Vida Cristiana

Lo ínfimo de este tiempo | VIDA CRISTIANA

Efesios 1.16-18

Efesios 1:15-18

“Por esta causa también yo, HABIENDO OÍDO DE VUESTRA FE EN EL SEÑOR JESÚS, y de vuestro amor para con todos los santos, no ceso de dar gracias por vosotros, HACIENDO MEMORIA DE VOSOTROS EN MIS ORACIONES, para que el Dios de nuestro Señor Jesucristo, el Padre de gloria, os dé espíritu de sabiduría y de revelación en el conocimiento de él, alumbrando los ojos de vuestro entendimiento, PARA QUE SEPÁIS CUÁL ES LA ESPERANZA A QUE ÉL OS HA LLAMADO, Y CUALES LAS RIQUEZAS DE LA GLORIA DE SU HERENCIA EN LOS SANTOS.”

 

Si pudiéramos de alguna manera cuantificar el espacio de nuestra vida en el tiempo de la eternidad, llegaríamos a entender la pequeñez que representa esta vida terrenal en relación a esa eternidad.

Si miramos de alguna manera nuestra vida y el promedio de vida actual en relación al Reino Milenial de Jesús, este no representa más que el 7 al 8 por ciento del mismo, es decir que ni siquiera 1 de los 10 siglos ocuparía nuestro existir, considerando que nuestro promedio de vida es de 70 u 80 años.

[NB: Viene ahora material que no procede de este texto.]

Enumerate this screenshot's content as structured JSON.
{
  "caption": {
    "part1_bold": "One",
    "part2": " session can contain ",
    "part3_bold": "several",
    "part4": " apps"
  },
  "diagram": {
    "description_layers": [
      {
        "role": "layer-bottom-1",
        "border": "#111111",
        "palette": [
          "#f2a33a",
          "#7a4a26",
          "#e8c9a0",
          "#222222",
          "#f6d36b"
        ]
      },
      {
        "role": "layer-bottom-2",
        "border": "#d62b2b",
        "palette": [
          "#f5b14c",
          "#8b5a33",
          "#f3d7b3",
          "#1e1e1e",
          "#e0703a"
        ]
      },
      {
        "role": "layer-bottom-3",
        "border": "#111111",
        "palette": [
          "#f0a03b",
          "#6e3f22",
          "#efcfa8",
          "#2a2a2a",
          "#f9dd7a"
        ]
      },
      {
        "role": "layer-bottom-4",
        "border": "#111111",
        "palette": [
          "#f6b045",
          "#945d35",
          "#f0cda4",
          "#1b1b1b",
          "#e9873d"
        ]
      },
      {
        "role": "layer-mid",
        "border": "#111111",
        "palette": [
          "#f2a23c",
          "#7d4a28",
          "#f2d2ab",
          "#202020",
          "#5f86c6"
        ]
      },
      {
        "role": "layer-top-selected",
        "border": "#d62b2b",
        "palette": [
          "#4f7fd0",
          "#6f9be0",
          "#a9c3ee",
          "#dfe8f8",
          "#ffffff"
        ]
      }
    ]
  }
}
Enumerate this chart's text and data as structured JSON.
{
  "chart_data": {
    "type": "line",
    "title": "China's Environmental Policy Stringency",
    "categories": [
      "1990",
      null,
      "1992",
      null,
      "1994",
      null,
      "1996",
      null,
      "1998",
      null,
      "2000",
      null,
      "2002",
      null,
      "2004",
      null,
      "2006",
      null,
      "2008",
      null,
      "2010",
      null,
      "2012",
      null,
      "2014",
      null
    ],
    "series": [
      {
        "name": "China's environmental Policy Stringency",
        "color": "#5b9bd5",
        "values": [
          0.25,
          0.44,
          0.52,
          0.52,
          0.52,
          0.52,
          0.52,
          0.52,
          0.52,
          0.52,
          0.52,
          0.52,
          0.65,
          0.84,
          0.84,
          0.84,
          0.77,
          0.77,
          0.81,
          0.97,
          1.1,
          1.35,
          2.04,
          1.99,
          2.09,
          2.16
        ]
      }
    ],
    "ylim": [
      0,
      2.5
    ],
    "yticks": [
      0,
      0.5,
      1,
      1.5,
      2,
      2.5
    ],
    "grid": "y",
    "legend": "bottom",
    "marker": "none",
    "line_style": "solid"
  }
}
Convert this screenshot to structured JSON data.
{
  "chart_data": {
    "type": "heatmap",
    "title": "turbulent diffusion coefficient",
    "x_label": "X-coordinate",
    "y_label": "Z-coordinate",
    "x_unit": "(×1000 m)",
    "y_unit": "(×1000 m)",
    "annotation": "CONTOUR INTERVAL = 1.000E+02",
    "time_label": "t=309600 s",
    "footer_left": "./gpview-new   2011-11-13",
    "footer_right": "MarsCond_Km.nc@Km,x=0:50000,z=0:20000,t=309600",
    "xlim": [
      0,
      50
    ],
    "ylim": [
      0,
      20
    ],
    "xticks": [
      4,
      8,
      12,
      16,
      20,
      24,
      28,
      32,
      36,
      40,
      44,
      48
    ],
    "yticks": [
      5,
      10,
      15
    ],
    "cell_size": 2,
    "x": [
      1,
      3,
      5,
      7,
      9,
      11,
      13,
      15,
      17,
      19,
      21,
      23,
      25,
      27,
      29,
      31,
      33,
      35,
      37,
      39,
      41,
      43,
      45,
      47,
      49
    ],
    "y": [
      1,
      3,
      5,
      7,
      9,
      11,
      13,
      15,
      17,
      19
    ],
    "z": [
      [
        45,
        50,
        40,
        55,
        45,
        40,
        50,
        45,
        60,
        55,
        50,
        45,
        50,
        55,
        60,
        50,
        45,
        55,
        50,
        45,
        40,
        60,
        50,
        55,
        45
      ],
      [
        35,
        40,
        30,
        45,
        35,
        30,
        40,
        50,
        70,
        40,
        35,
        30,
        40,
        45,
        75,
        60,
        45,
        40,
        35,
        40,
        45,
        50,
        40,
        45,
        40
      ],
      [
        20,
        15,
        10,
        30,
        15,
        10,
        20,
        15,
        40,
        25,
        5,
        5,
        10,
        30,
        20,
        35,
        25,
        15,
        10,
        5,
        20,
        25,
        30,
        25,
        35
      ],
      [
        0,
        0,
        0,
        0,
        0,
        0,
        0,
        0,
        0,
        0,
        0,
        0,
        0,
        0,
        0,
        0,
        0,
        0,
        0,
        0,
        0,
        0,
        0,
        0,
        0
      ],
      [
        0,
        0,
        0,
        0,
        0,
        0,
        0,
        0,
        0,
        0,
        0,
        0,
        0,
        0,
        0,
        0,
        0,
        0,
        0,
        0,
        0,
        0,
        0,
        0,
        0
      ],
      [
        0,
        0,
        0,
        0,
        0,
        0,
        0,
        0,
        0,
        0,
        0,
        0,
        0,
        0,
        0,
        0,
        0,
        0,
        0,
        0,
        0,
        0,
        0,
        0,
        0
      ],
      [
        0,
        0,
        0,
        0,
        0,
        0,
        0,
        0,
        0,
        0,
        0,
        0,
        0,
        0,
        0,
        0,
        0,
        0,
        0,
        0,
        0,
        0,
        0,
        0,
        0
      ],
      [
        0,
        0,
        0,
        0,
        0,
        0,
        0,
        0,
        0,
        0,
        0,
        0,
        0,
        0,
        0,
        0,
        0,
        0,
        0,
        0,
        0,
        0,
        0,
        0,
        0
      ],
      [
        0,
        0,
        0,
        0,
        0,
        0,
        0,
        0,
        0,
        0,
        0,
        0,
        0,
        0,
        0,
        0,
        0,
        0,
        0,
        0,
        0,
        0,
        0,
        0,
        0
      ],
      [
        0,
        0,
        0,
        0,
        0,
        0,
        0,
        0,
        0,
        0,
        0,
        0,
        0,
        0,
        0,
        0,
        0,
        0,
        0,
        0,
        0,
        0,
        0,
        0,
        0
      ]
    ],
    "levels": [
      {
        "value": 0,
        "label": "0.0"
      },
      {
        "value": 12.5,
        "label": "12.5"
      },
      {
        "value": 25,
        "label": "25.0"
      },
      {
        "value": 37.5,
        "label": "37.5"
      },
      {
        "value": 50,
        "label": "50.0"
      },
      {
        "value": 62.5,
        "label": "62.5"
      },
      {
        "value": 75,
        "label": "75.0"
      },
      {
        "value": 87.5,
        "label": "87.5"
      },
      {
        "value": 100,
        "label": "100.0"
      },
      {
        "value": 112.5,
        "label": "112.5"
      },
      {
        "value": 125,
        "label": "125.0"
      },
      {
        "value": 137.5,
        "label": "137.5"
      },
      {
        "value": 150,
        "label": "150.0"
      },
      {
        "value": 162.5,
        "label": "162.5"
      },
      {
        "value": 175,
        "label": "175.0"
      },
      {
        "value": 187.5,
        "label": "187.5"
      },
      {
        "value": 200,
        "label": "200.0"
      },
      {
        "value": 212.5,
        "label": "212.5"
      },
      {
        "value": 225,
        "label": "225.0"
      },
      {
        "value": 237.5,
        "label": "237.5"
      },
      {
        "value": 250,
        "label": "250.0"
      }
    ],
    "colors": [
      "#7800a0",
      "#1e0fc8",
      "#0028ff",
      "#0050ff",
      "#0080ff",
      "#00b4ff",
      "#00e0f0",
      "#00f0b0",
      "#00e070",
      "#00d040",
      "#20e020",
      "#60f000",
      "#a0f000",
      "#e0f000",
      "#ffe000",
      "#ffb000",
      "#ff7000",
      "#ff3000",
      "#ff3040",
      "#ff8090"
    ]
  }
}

Pero si ponemos este tiempo de vida comparado con la eternidad hallaríamos que entre más pase el tiempo más diminuto sería el espacio de nuestra vida. Grafiquémoslo esto en tamaño: Si su vida representa un grano de arena comparado con una carga de volqueta, ese tiempo sería insignificante; si lo comparáramos con toda la arena que se encuentra en una específica playa, ese tiempo ya se perdería de vista en la inmensidad; y si la comparamos solamente con la arena que existe en las costas del continente americano que dan hacia el Océano Pacífico, ya su existencia no se podría ni recordar. Se imagina ello en toda la arena del mundo. Y entre más tiempo vaya a pasar menos significante será este espacio comparado a la eternidad.

Entonces: ¿Por qué pasamos nuestra vida enfocándonos en algo tan finito?

Lo único que realmente valdrá de este tiempo y que afectará nuestro presente a más de nuestra eternidad es nuestra Fe en Jesucristo. Si ya somos salvos, lo que nos queda ahora es tratar de entender todo lo que esta nueva posición en Cristo significa: Somos hijos de Dios; somos salvos por gracia; somos Templo del Espíritu Santo; somos nuevas criaturas; somos perdonados de todos los pecados; etc., etc., etc.; y mucho más; todo por nuestra “FE EN EL SEÑOR JESÚS”.

Vivamos el presente mirando a lo eterno: Nuestra nueva posición de santos en Cristo; nuestra capacidad de crecer a la imagen de Cristo; y todo lo que disfrutaremos en nuestra eternidad con Cristo.

La oración de Pablo es para que los creyentes podamos entender y mirar hacia lo que es eterno y no temporal.

«Padre, que lo que viva tenga significado en lo eterno”

 

Efesios 1:3

“Bendito sea el Dios y Padre de nuestro Señor Jesucristo, QUE NOS BENDIJO CON TODA BENDICIÓN ESPIRITUAL en los lugares celestiales EN CRISTO.”